A love where I had a voice that was not only heard but listened to; not the kind of love where your voice is muffled beneath the bubbles of slavish loyalty. Not the kind that your name always sounds like a surprise on the lips of the caller and your moans so rehearsed. I speak of the kind where for the first time, I found someone as intriguing as my favorite soap that I never wanted to see season finale; he was to me a fascinating event I relived in his absence. He lived across the street, handsome but broke and you know such compassion elicited between have-er and have-not. We were age mates and we were planning a future together. When my older lover dropped a check, I’d cash it and give it to this younger man. We were saving for a brighter day, we were saving for my bride price, to wipe the shame off my parents' face. In a short while, the world would be a better place. Love made me a dreamer, for once I believed. Is it still in vogue, to dream and believe in beautiful hopes? Haha.
Then my older lover discovered; a pair of briefs in the closet that wasn’t his. I denied it. I admitted it. I wrung my hands and pleaded. After all I’ve done for you, he said, this is the way you repay me?
He did not hit me. He was too cultured to do that. But he sent thugs after him, my true love, the young man who was eating all the money he sent me and making a public spectacle of a big man like him. They hit him, so hard he lost a tooth. I went to his house to console him but he pulled a machete from under his bed and gave me a chase. I ran forgetting my shoes. And he cursed me for the tooth he lost and promised vengeance.

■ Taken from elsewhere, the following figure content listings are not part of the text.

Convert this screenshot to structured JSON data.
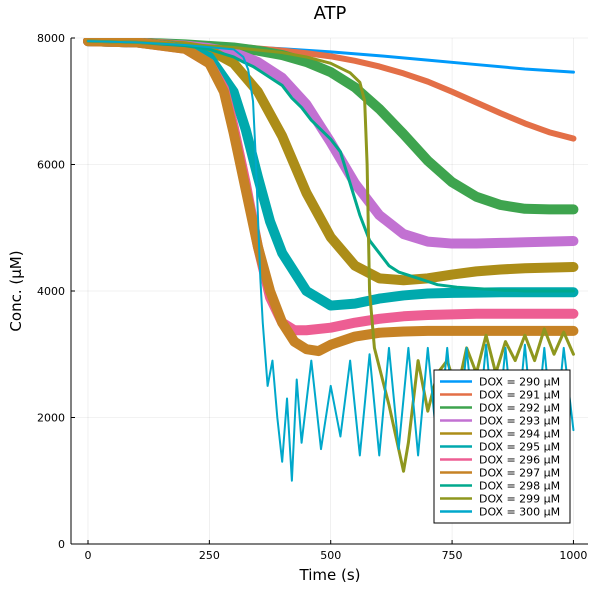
{
  "chart_data": {
    "type": "line",
    "title": "ATP",
    "xlabel": "Time (s)",
    "ylabel": "Conc. (µM)",
    "xlim": [
      -35,
      1030
    ],
    "ylim": [
      0,
      8000
    ],
    "xticks": [
      0,
      250,
      500,
      750,
      1000
    ],
    "yticks": [
      0,
      2000,
      4000,
      6000,
      8000
    ],
    "xtick_labels": [
      "0",
      "250",
      "500",
      "750",
      "1000"
    ],
    "ytick_labels": [
      "0",
      "2000",
      "4000",
      "6000",
      "8000"
    ],
    "grid": true,
    "legend_position": "bottom-right",
    "series": [
      {
        "name": "DOX = 290 µM",
        "color": "#009AFA",
        "width": 3,
        "x": [
          0,
          100,
          200,
          300,
          400,
          500,
          600,
          700,
          800,
          900,
          1000
        ],
        "y": [
          7950,
          7930,
          7900,
          7870,
          7830,
          7780,
          7720,
          7650,
          7580,
          7510,
          7460
        ]
      },
      {
        "name": "DOX = 291 µM",
        "color": "#E36F47",
        "width": 6,
        "x": [
          0,
          100,
          200,
          300,
          400,
          450,
          500,
          550,
          600,
          650,
          700,
          750,
          800,
          850,
          900,
          950,
          1000
        ],
        "y": [
          7950,
          7930,
          7910,
          7870,
          7800,
          7760,
          7710,
          7640,
          7550,
          7440,
          7310,
          7150,
          6980,
          6810,
          6650,
          6510,
          6410
        ]
      },
      {
        "name": "DOX = 292 µM",
        "color": "#3EA44E",
        "width": 10,
        "x": [
          0,
          100,
          200,
          300,
          350,
          400,
          450,
          500,
          550,
          600,
          650,
          700,
          750,
          800,
          850,
          900,
          950,
          1000
        ],
        "y": [
          7950,
          7930,
          7900,
          7850,
          7800,
          7730,
          7620,
          7460,
          7220,
          6880,
          6480,
          6060,
          5720,
          5490,
          5360,
          5300,
          5290,
          5290
        ]
      },
      {
        "name": "DOX = 293 µM",
        "color": "#C271D2",
        "width": 10,
        "x": [
          0,
          100,
          200,
          250,
          300,
          350,
          400,
          450,
          500,
          550,
          600,
          650,
          700,
          750,
          800,
          850,
          900,
          950,
          1000
        ],
        "y": [
          7950,
          7930,
          7880,
          7840,
          7770,
          7620,
          7370,
          6950,
          6350,
          5700,
          5200,
          4900,
          4780,
          4750,
          4750,
          4760,
          4770,
          4780,
          4790
        ]
      },
      {
        "name": "DOX = 294 µM",
        "color": "#AC8D18",
        "width": 10,
        "x": [
          0,
          100,
          200,
          250,
          300,
          350,
          400,
          450,
          500,
          550,
          600,
          650,
          700,
          750,
          800,
          850,
          900,
          950,
          1000
        ],
        "y": [
          7950,
          7930,
          7870,
          7810,
          7600,
          7150,
          6450,
          5550,
          4850,
          4400,
          4200,
          4170,
          4200,
          4260,
          4310,
          4340,
          4360,
          4370,
          4380
        ]
      },
      {
        "name": "DOX = 295 µM",
        "color": "#00A9AD",
        "width": 10,
        "x": [
          0,
          100,
          200,
          250,
          300,
          325,
          350,
          375,
          400,
          450,
          500,
          550,
          600,
          650,
          700,
          750,
          800,
          850,
          900,
          950,
          1000
        ],
        "y": [
          7950,
          7930,
          7840,
          7700,
          7150,
          6550,
          5800,
          5100,
          4600,
          4000,
          3770,
          3800,
          3880,
          3930,
          3960,
          3970,
          3975,
          3980,
          3980,
          3980,
          3980
        ]
      },
      {
        "name": "DOX = 296 µM",
        "color": "#ED5E93",
        "width": 10,
        "x": [
          0,
          100,
          200,
          250,
          280,
          300,
          325,
          350,
          375,
          400,
          425,
          450,
          500,
          550,
          600,
          650,
          700,
          750,
          800,
          850,
          900,
          950,
          1000
        ],
        "y": [
          7950,
          7930,
          7830,
          7600,
          7200,
          6600,
          5700,
          4700,
          3900,
          3500,
          3380,
          3380,
          3420,
          3500,
          3560,
          3600,
          3620,
          3630,
          3640,
          3640,
          3640,
          3640,
          3640
        ]
      },
      {
        "name": "DOX = 297 µM",
        "color": "#C68225",
        "width": 10,
        "x": [
          0,
          100,
          200,
          250,
          280,
          300,
          325,
          350,
          375,
          400,
          425,
          450,
          475,
          500,
          550,
          600,
          650,
          700,
          750,
          800,
          850,
          900,
          950,
          1000
        ],
        "y": [
          7950,
          7930,
          7830,
          7600,
          7150,
          6500,
          5600,
          4700,
          4000,
          3500,
          3200,
          3080,
          3050,
          3150,
          3280,
          3340,
          3360,
          3370,
          3370,
          3370,
          3370,
          3370,
          3370,
          3370
        ]
      },
      {
        "name": "DOX = 298 µM",
        "color": "#00A98D",
        "width": 3,
        "x": [
          0,
          100,
          200,
          250,
          300,
          320,
          340,
          360,
          380,
          400,
          420,
          440,
          460,
          480,
          500,
          520,
          540,
          560,
          580,
          600,
          620,
          640,
          660,
          680,
          700,
          720,
          740,
          760,
          780,
          800,
          820,
          840,
          860,
          880,
          900,
          920,
          940,
          960,
          980,
          1000
        ],
        "y": [
          7950,
          7930,
          7880,
          7820,
          7700,
          7620,
          7550,
          7450,
          7350,
          7250,
          7050,
          6900,
          6700,
          6550,
          6400,
          6200,
          5700,
          5200,
          4800,
          4600,
          4400,
          4300,
          4250,
          4200,
          4150,
          4100,
          4080,
          4060,
          4050,
          4040,
          4030,
          4020,
          4010,
          4010,
          4000,
          4000,
          4000,
          4000,
          4000,
          4000
        ]
      },
      {
        "name": "DOX = 299 µM",
        "color": "#8E971E",
        "width": 3,
        "x": [
          0,
          100,
          200,
          300,
          400,
          450,
          500,
          540,
          560,
          570,
          575,
          580,
          590,
          600,
          620,
          640,
          650,
          660,
          680,
          700,
          720,
          740,
          760,
          780,
          800,
          820,
          840,
          860,
          880,
          900,
          920,
          940,
          960,
          980,
          1000
        ],
        "y": [
          7950,
          7930,
          7900,
          7850,
          7770,
          7700,
          7600,
          7450,
          7300,
          7000,
          6000,
          4000,
          3100,
          2800,
          2200,
          1500,
          1150,
          1600,
          2900,
          2100,
          2700,
          2900,
          2400,
          3100,
          2700,
          3300,
          2700,
          3200,
          2900,
          3300,
          2900,
          3400,
          3000,
          3350,
          3000
        ]
      },
      {
        "name": "DOX = 300 µM",
        "color": "#00A8CB",
        "width": 2,
        "x": [
          0,
          100,
          200,
          300,
          320,
          330,
          340,
          345,
          350,
          355,
          360,
          365,
          370,
          380,
          390,
          400,
          410,
          420,
          430,
          440,
          460,
          480,
          500,
          520,
          540,
          560,
          580,
          600,
          620,
          640,
          660,
          680,
          700,
          720,
          740,
          760,
          780,
          800,
          820,
          840,
          860,
          880,
          900,
          920,
          940,
          960,
          980,
          1000
        ],
        "y": [
          7950,
          7930,
          7890,
          7820,
          7700,
          7500,
          7000,
          6200,
          5200,
          4200,
          3500,
          3000,
          2500,
          2900,
          2000,
          1300,
          2300,
          1000,
          2600,
          1600,
          2900,
          1500,
          2500,
          1700,
          2900,
          1400,
          3000,
          1400,
          3100,
          1500,
          3100,
          1400,
          3100,
          1500,
          3100,
          1400,
          3100,
          1500,
          3150,
          1500,
          3100,
          1500,
          3150,
          1500,
          3100,
          1500,
          3100,
          1800
        ]
      }
    ]
  }
}
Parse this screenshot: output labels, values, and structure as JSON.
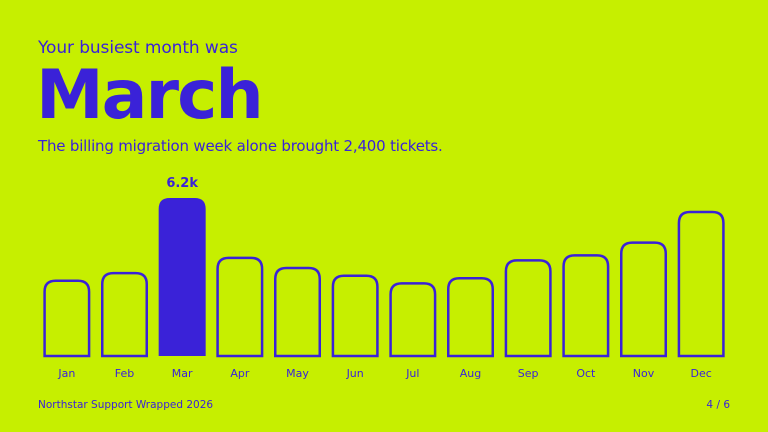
{
  "slide": {
    "kicker": "Your busiest month was",
    "headline": "March",
    "subline": "The billing migration week alone brought 2,400 tickets."
  },
  "footer": {
    "brand": "Northstar Support Wrapped 2026",
    "page": "4 / 6"
  },
  "colors": {
    "background": "#c6ef00",
    "accent": "#3a22d8"
  },
  "chart_data": {
    "type": "bar",
    "categories": [
      "Jan",
      "Feb",
      "Mar",
      "Apr",
      "May",
      "Jun",
      "Jul",
      "Aug",
      "Sep",
      "Oct",
      "Nov",
      "Dec"
    ],
    "values": [
      3.0,
      3.3,
      6.2,
      3.9,
      3.5,
      3.2,
      2.9,
      3.1,
      3.8,
      4.0,
      4.5,
      5.7
    ],
    "unit": "k",
    "highlight_index": 2,
    "highlight_label": "6.2k",
    "ylim": [
      0,
      6.2
    ],
    "grid": false,
    "legend": "none"
  }
}
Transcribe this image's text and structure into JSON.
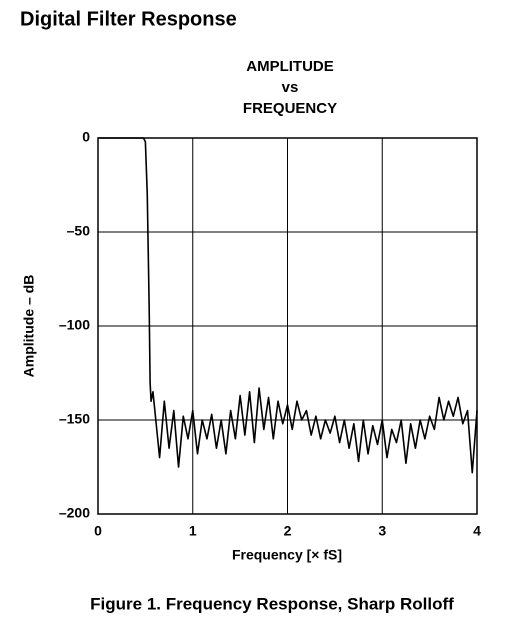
{
  "chart_data": {
    "type": "line",
    "heading": "Digital Filter Response",
    "title_lines": [
      "AMPLITUDE",
      "vs",
      "FREQUENCY"
    ],
    "x_label": "Frequency [× fS]",
    "y_label": "Amplitude – dB",
    "caption": "Figure 1. Frequency Response, Sharp Rolloff",
    "xlim": [
      0,
      4
    ],
    "ylim": [
      -200,
      0
    ],
    "xticks": [
      0,
      1,
      2,
      3,
      4
    ],
    "yticks": [
      0,
      {
        "value": -50,
        "label": "–50"
      },
      {
        "value": -100,
        "label": "–100"
      },
      {
        "value": -150,
        "label": "–150"
      },
      {
        "value": -200,
        "label": "–200"
      }
    ],
    "grid": true,
    "color": "#000000",
    "x": [
      0,
      0.2,
      0.4,
      0.48,
      0.5,
      0.52,
      0.54,
      0.55,
      0.56,
      0.58,
      0.6,
      0.65,
      0.7,
      0.75,
      0.8,
      0.85,
      0.9,
      0.95,
      1.0,
      1.05,
      1.1,
      1.15,
      1.2,
      1.25,
      1.3,
      1.35,
      1.4,
      1.45,
      1.5,
      1.55,
      1.6,
      1.65,
      1.7,
      1.75,
      1.8,
      1.85,
      1.9,
      1.95,
      2.0,
      2.05,
      2.1,
      2.15,
      2.2,
      2.25,
      2.3,
      2.35,
      2.4,
      2.45,
      2.5,
      2.55,
      2.6,
      2.65,
      2.7,
      2.75,
      2.8,
      2.85,
      2.9,
      2.95,
      3.0,
      3.05,
      3.1,
      3.15,
      3.2,
      3.25,
      3.3,
      3.35,
      3.4,
      3.45,
      3.5,
      3.55,
      3.6,
      3.65,
      3.7,
      3.75,
      3.8,
      3.85,
      3.9,
      3.95,
      4.0
    ],
    "values": [
      0,
      0,
      0,
      0,
      -2,
      -30,
      -90,
      -130,
      -140,
      -135,
      -145,
      -170,
      -140,
      -165,
      -145,
      -175,
      -148,
      -160,
      -145,
      -168,
      -150,
      -160,
      -147,
      -165,
      -150,
      -168,
      -145,
      -160,
      -137,
      -158,
      -135,
      -162,
      -133,
      -155,
      -138,
      -160,
      -140,
      -152,
      -142,
      -155,
      -140,
      -150,
      -145,
      -158,
      -148,
      -160,
      -150,
      -157,
      -148,
      -162,
      -150,
      -165,
      -152,
      -172,
      -150,
      -168,
      -153,
      -163,
      -150,
      -170,
      -155,
      -162,
      -150,
      -173,
      -152,
      -165,
      -150,
      -160,
      -148,
      -155,
      -138,
      -150,
      -140,
      -148,
      -138,
      -152,
      -145,
      -178,
      -145
    ]
  }
}
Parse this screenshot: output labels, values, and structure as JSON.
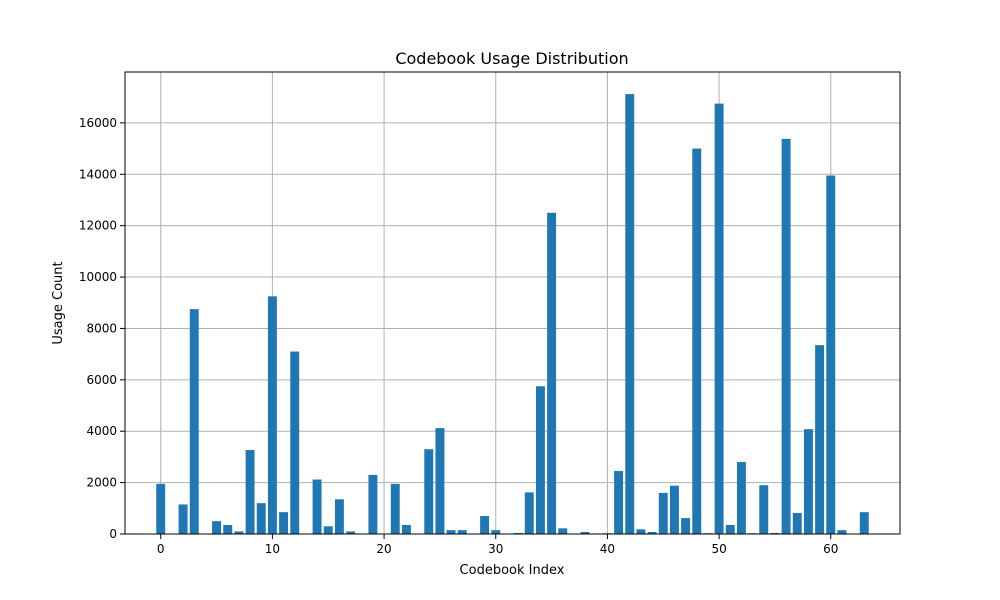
{
  "chart_data": {
    "type": "bar",
    "title": "Codebook Usage Distribution",
    "xlabel": "Codebook Index",
    "ylabel": "Usage Count",
    "xlim": [
      -3.2,
      66.2
    ],
    "ylim": [
      0,
      17980
    ],
    "x_ticks": [
      0,
      10,
      20,
      30,
      40,
      50,
      60
    ],
    "y_ticks": [
      0,
      2000,
      4000,
      6000,
      8000,
      10000,
      12000,
      14000,
      16000
    ],
    "grid": true,
    "bar_color": "#1f77b4",
    "x": [
      0,
      1,
      2,
      3,
      4,
      5,
      6,
      7,
      8,
      9,
      10,
      11,
      12,
      13,
      14,
      15,
      16,
      17,
      18,
      19,
      20,
      21,
      22,
      23,
      24,
      25,
      26,
      27,
      28,
      29,
      30,
      31,
      32,
      33,
      34,
      35,
      36,
      37,
      38,
      39,
      40,
      41,
      42,
      43,
      44,
      45,
      46,
      47,
      48,
      49,
      50,
      51,
      52,
      53,
      54,
      55,
      56,
      57,
      58,
      59,
      60,
      61,
      62,
      63
    ],
    "values": [
      1950,
      0,
      1150,
      8750,
      0,
      500,
      350,
      100,
      3270,
      1200,
      9250,
      850,
      7100,
      0,
      2120,
      300,
      1350,
      100,
      0,
      2300,
      0,
      1950,
      350,
      0,
      3300,
      4120,
      150,
      150,
      0,
      700,
      150,
      0,
      40,
      1620,
      5750,
      12500,
      220,
      0,
      80,
      0,
      30,
      2450,
      17120,
      180,
      80,
      1600,
      1880,
      620,
      15000,
      30,
      16750,
      350,
      2800,
      30,
      1900,
      40,
      15380,
      820,
      4080,
      7350,
      13950,
      150,
      0,
      850
    ]
  }
}
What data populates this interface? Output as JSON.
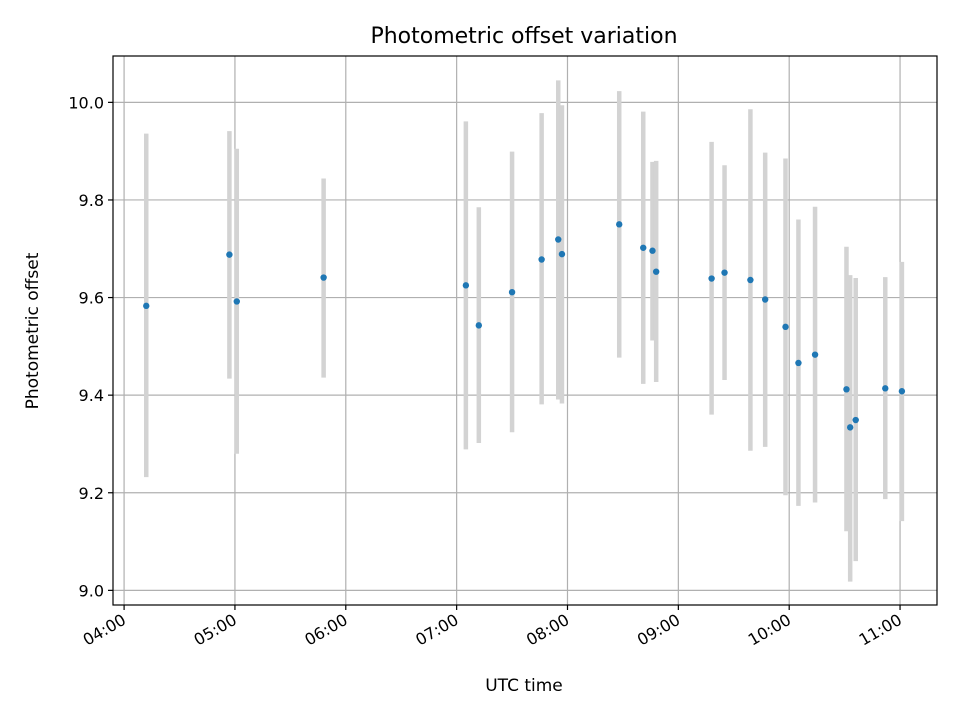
{
  "chart_data": {
    "type": "scatter",
    "title": "Photometric offset variation",
    "xlabel": "UTC time",
    "ylabel": "Photometric offset",
    "xlim": [
      "03:54",
      "11:20"
    ],
    "ylim": [
      8.97,
      10.095
    ],
    "grid": true,
    "x_ticks": [
      "04:00",
      "05:00",
      "06:00",
      "07:00",
      "08:00",
      "09:00",
      "10:00",
      "11:00"
    ],
    "y_ticks": [
      "9.0",
      "9.2",
      "9.4",
      "9.6",
      "9.8",
      "10.0"
    ],
    "colors": {
      "point": "#1f77b4",
      "error_bar": "#d3d3d3"
    },
    "series": [
      {
        "points": [
          {
            "x": "04:12",
            "y": 9.583,
            "ylo": 9.232,
            "yhi": 9.936
          },
          {
            "x": "04:57",
            "y": 9.688,
            "ylo": 9.434,
            "yhi": 9.941
          },
          {
            "x": "05:01",
            "y": 9.592,
            "ylo": 9.28,
            "yhi": 9.905
          },
          {
            "x": "05:48",
            "y": 9.641,
            "ylo": 9.436,
            "yhi": 9.844
          },
          {
            "x": "07:05",
            "y": 9.625,
            "ylo": 9.289,
            "yhi": 9.961
          },
          {
            "x": "07:12",
            "y": 9.543,
            "ylo": 9.302,
            "yhi": 9.785
          },
          {
            "x": "07:30",
            "y": 9.611,
            "ylo": 9.324,
            "yhi": 9.899
          },
          {
            "x": "07:46",
            "y": 9.678,
            "ylo": 9.381,
            "yhi": 9.978
          },
          {
            "x": "07:55",
            "y": 9.719,
            "ylo": 9.391,
            "yhi": 10.045
          },
          {
            "x": "07:57",
            "y": 9.689,
            "ylo": 9.383,
            "yhi": 9.994
          },
          {
            "x": "08:28",
            "y": 9.75,
            "ylo": 9.477,
            "yhi": 10.023
          },
          {
            "x": "08:41",
            "y": 9.702,
            "ylo": 9.423,
            "yhi": 9.981
          },
          {
            "x": "08:46",
            "y": 9.696,
            "ylo": 9.512,
            "yhi": 9.878
          },
          {
            "x": "08:48",
            "y": 9.653,
            "ylo": 9.427,
            "yhi": 9.88
          },
          {
            "x": "09:18",
            "y": 9.639,
            "ylo": 9.36,
            "yhi": 9.919
          },
          {
            "x": "09:25",
            "y": 9.651,
            "ylo": 9.431,
            "yhi": 9.871
          },
          {
            "x": "09:39",
            "y": 9.636,
            "ylo": 9.286,
            "yhi": 9.986
          },
          {
            "x": "09:47",
            "y": 9.596,
            "ylo": 9.294,
            "yhi": 9.897
          },
          {
            "x": "09:58",
            "y": 9.54,
            "ylo": 9.195,
            "yhi": 9.885
          },
          {
            "x": "10:05",
            "y": 9.466,
            "ylo": 9.173,
            "yhi": 9.76
          },
          {
            "x": "10:14",
            "y": 9.483,
            "ylo": 9.18,
            "yhi": 9.786
          },
          {
            "x": "10:31",
            "y": 9.412,
            "ylo": 9.121,
            "yhi": 9.704
          },
          {
            "x": "10:33",
            "y": 9.334,
            "ylo": 9.018,
            "yhi": 9.646
          },
          {
            "x": "10:36",
            "y": 9.349,
            "ylo": 9.06,
            "yhi": 9.64
          },
          {
            "x": "10:52",
            "y": 9.414,
            "ylo": 9.187,
            "yhi": 9.642
          },
          {
            "x": "11:01",
            "y": 9.408,
            "ylo": 9.142,
            "yhi": 9.673
          }
        ]
      }
    ]
  }
}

One night, on my way from a friend’s place, with only a lone star in the sky, he and his gang lay siege on the road and they took their turns. It was there, when I was lying on my back on the wet bush, looking at that lone star, when my voice had become weak from pleading and the oscillatory motions of their thrusting made the star swing like a pendulum, that was when my heart forgot the techniques of love.